Living was always reserved for the future. Because the present was classified as existing, routine, involuntary, preparation.

I classified all my activities as “duties” – studying, cooking, driving, grooming- all skills necessary for life in the future. And so, learning these is like breathing – involuntary, but necessary.

Using these in the future then, must be living!

However, over time, my perspective shifted. Everything we actively choose to do is living life. All the milestones, all the skills we knowingly acquire, the cakes we enjoy baking, the pottery class we sign up for, the mental health day we take to just sit on the couch and binge watch Netflix because daily routine felt too heavy.

I was waiting for life to happen to me. Searching for it in the future. While life was in all the small moments I ignored during the wait.

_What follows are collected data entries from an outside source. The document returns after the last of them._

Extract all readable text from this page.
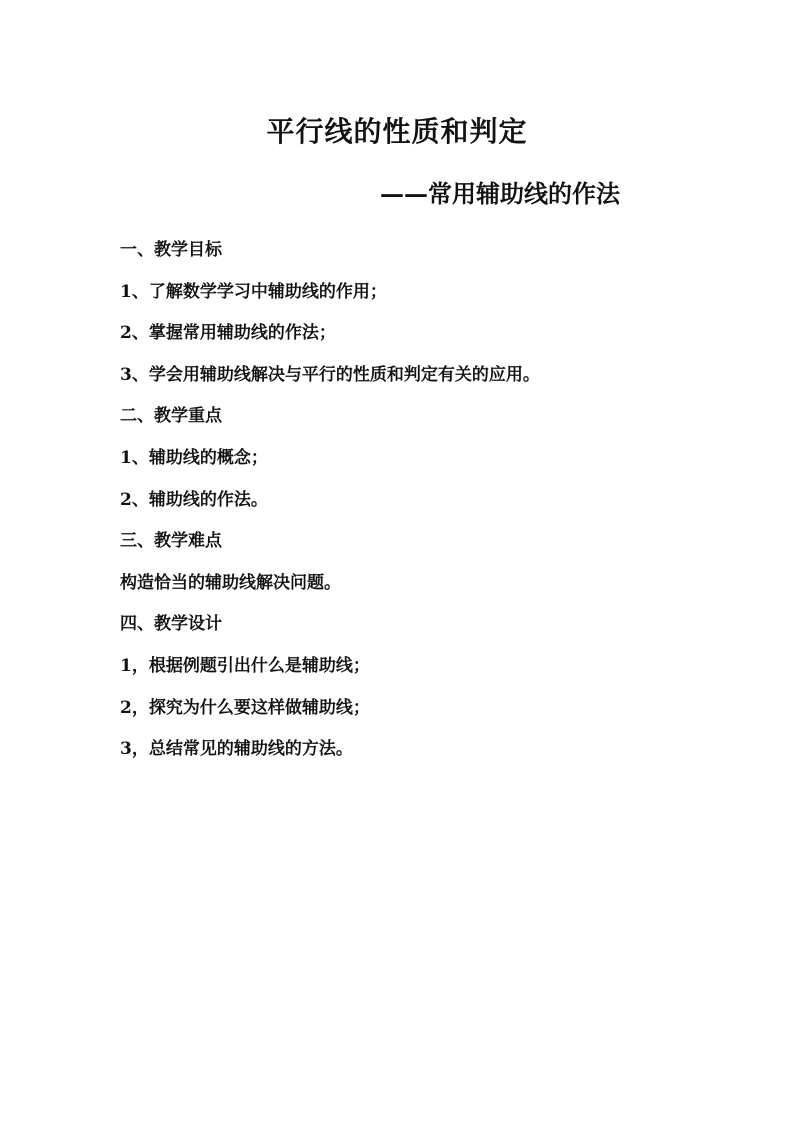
平行线的性质和判定
——常用辅助线的作法
一、教学目标
1、了解数学学习中辅助线的作用；
2、掌握常用辅助线的作法；
3、学会用辅助线解决与平行的性质和判定有关的应用。
二、教学重点
1、辅助线的概念；
2、辅助线的作法。
三、教学难点
构造恰当的辅助线解决问题。
四、教学设计
1，根据例题引出什么是辅助线；
2，探究为什么要这样做辅助线；
3，总结常见的辅助线的方法。
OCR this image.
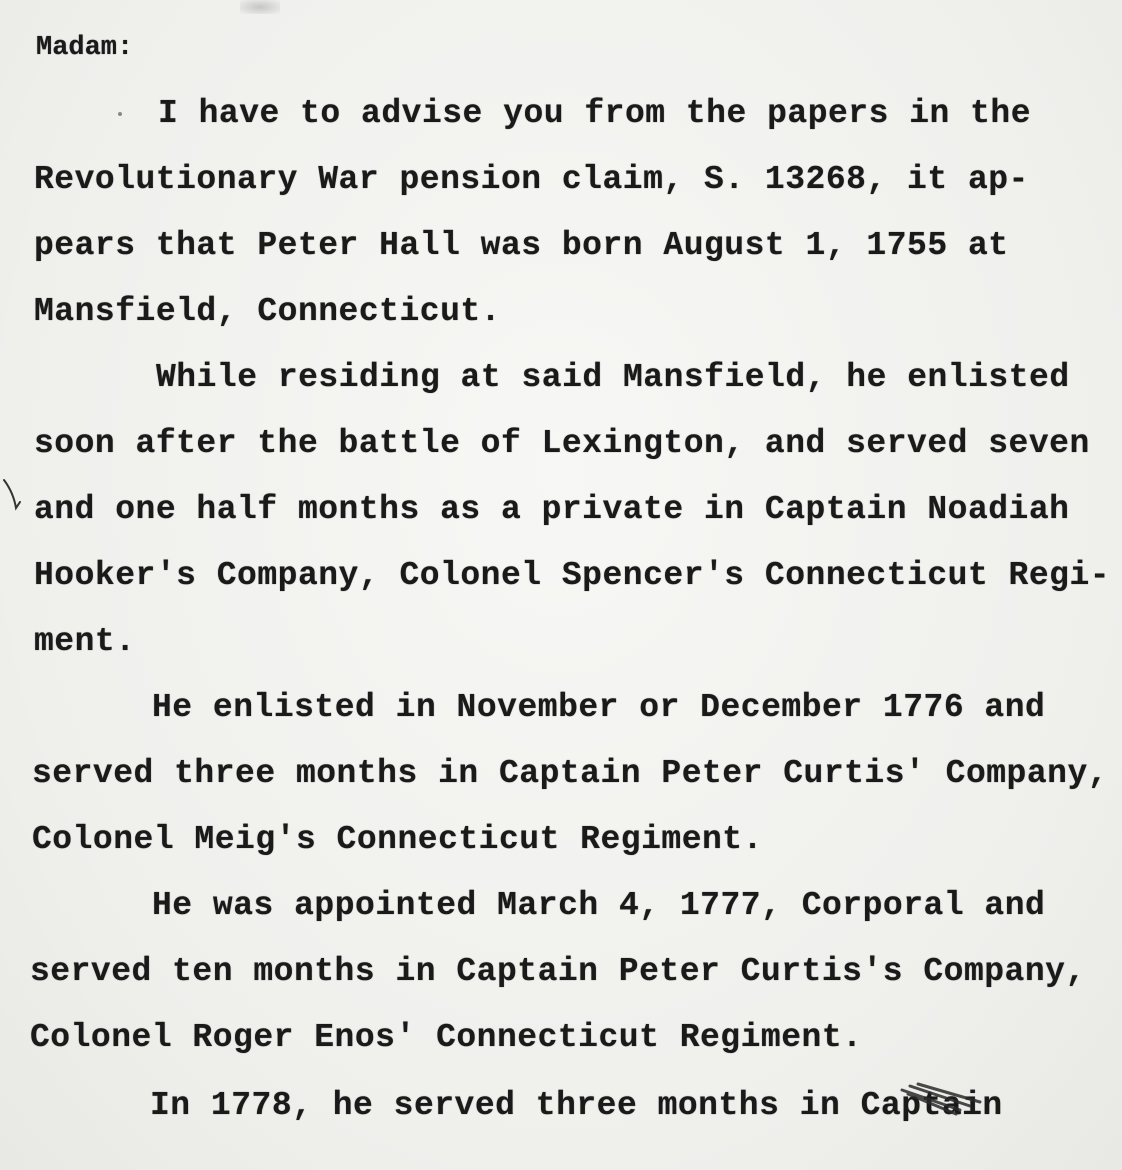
Madam:
I have to advise you from the papers in the
Revolutionary War pension claim, S. 13268, it ap-
pears that Peter Hall was born August 1, 1755 at
Mansfield, Connecticut.
While residing at said Mansfield, he enlisted
soon after the battle of Lexington, and served seven
and one half months as a private in Captain Noadiah
Hooker's Company, Colonel Spencer's Connecticut Regi-
ment.
He enlisted in November or December 1776 and
served three months in Captain Peter Curtis' Company,
Colonel Meig's Connecticut Regiment.
He was appointed March 4, 1777, Corporal and
served ten months in Captain Peter Curtis's Company,
Colonel Roger Enos' Connecticut Regiment.
In 1778, he served three months in Captain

This transition resulted in a new understanding of faith as well, where the same principle applies. As long as I was searching for a faith and ideology to adopt, to explain everything according to someone else’s beliefs, I felt lost. I became resigned to being classified faithless or atheist. To finding reasoning or scepticism for every incident rather than that blissful feeling I imagined others to be experiencing.

And yet, when I stopped looking for it, faith found me in the most unexpected moments. A cancelled class, a delayed decision on a purchase, a deal falling through, as better alternatives were just around the corner. A masterclass in patience – in living.

When we stop waiting and immerse ourselves in the present is when we find life, faith, positivity – everything we visualise in the future.

Because the future keeps turning into the present and we continue peering down the line, waiting for our turn only to realise that we were standing at the checkout counter all along.

Saying we acquire skills to use them in the future equates the present to a “pre-living” time, when you are getting “ready” and “prepared” to live. That is not true. The acquisition process itself is living.

Life is in the preparation. Not after it.